Around the World:
Air pollution is a major health risk and can contribute to stroke, heart disease, lung cancer, and a variety of respiratory diseases (especially asthma). For any country, the lower the levels of air pollution, both indoors and out, the better the cardiovascular and respiratory health of its citizens. About 92% of the world's population breathes unhealthy air on a daily basis and about 3 million premature deaths are caused by outdoor air pollution every year, with another three billion people at risk due to indoor air pollution. Whether it's by tobacco or wood smoke, car emissions, or industrial activity… air can quickly transition from an essential part of our lives to a dangerous one.
In the United States:
In the outdoors, the two greatest pollutants in the air you breathe are likely to be smog and particulates, generated from vehicle and industrial emissions as well as burning wood and other biomass. The best way to protect yourself from outdoor air pollution is to check air quality forecasts in your community daily and avoid exercising or working outdoors when air quality is poor. You can contribute to reducing outdoor air pollution by driving less as well as by using less electricity and fuel at home.

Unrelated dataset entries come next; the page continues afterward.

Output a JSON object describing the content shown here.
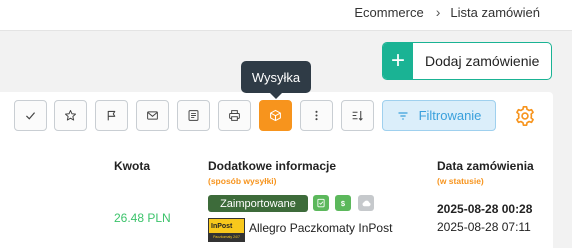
{
  "breadcrumb": {
    "section": "Ecommerce",
    "separator": "›",
    "current": "Lista zamówień"
  },
  "actions": {
    "add_order_label": "Dodaj zamówienie",
    "add_icon": "plus-icon"
  },
  "tooltip": {
    "text": "Wysyłka"
  },
  "toolbar": {
    "buttons": [
      {
        "icon": "check-icon"
      },
      {
        "icon": "star-icon"
      },
      {
        "icon": "flag-icon"
      },
      {
        "icon": "envelope-icon"
      },
      {
        "icon": "document-icon"
      },
      {
        "icon": "printer-icon"
      },
      {
        "icon": "package-icon",
        "active": true
      },
      {
        "icon": "more-vertical-icon"
      },
      {
        "icon": "sort-icon"
      }
    ],
    "filter_label": "Filtrowanie",
    "settings_icon": "gear-icon"
  },
  "colors": {
    "accent_green": "#1ab394",
    "active_orange": "#f7941d",
    "filter_blue": "#3aa0dc",
    "amount_green": "#3cc36b",
    "badge_green": "#3d6b3a"
  },
  "table": {
    "headers": {
      "amount": "Kwota",
      "info": "Dodatkowe informacje",
      "info_sub": "(sposób wysyłki)",
      "date": "Data zamówienia",
      "date_sub": "(w statusie)"
    },
    "rows": [
      {
        "amount": "26.48 PLN",
        "status_badge": "Zaimportowane",
        "status_icons": [
          "invoice-icon",
          "dollar-icon",
          "cloud-icon"
        ],
        "courier_logo_text": "InPost",
        "courier_logo_subtext": "Paczkomaty 24/7",
        "courier": "Allegro Paczkomaty InPost",
        "order_date": "2025-08-28 00:28",
        "status_date": "2025-08-28 07:11"
      }
    ]
  }
}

For most Americans, indoor rather than outdoor air pollution is more of a threat to individual health. Experts estimate that indoor air pollution can be 25-50% of the overall health risk that Americans face as a result of their environments. Reducing risk indoors is best done by avoiding secondhand tobacco smoke, ventilating whenever a paint stripper, paint, household cleaner, or other solvent is in use, and reducing the use of air fresheners and other scented products (including candles) in the home.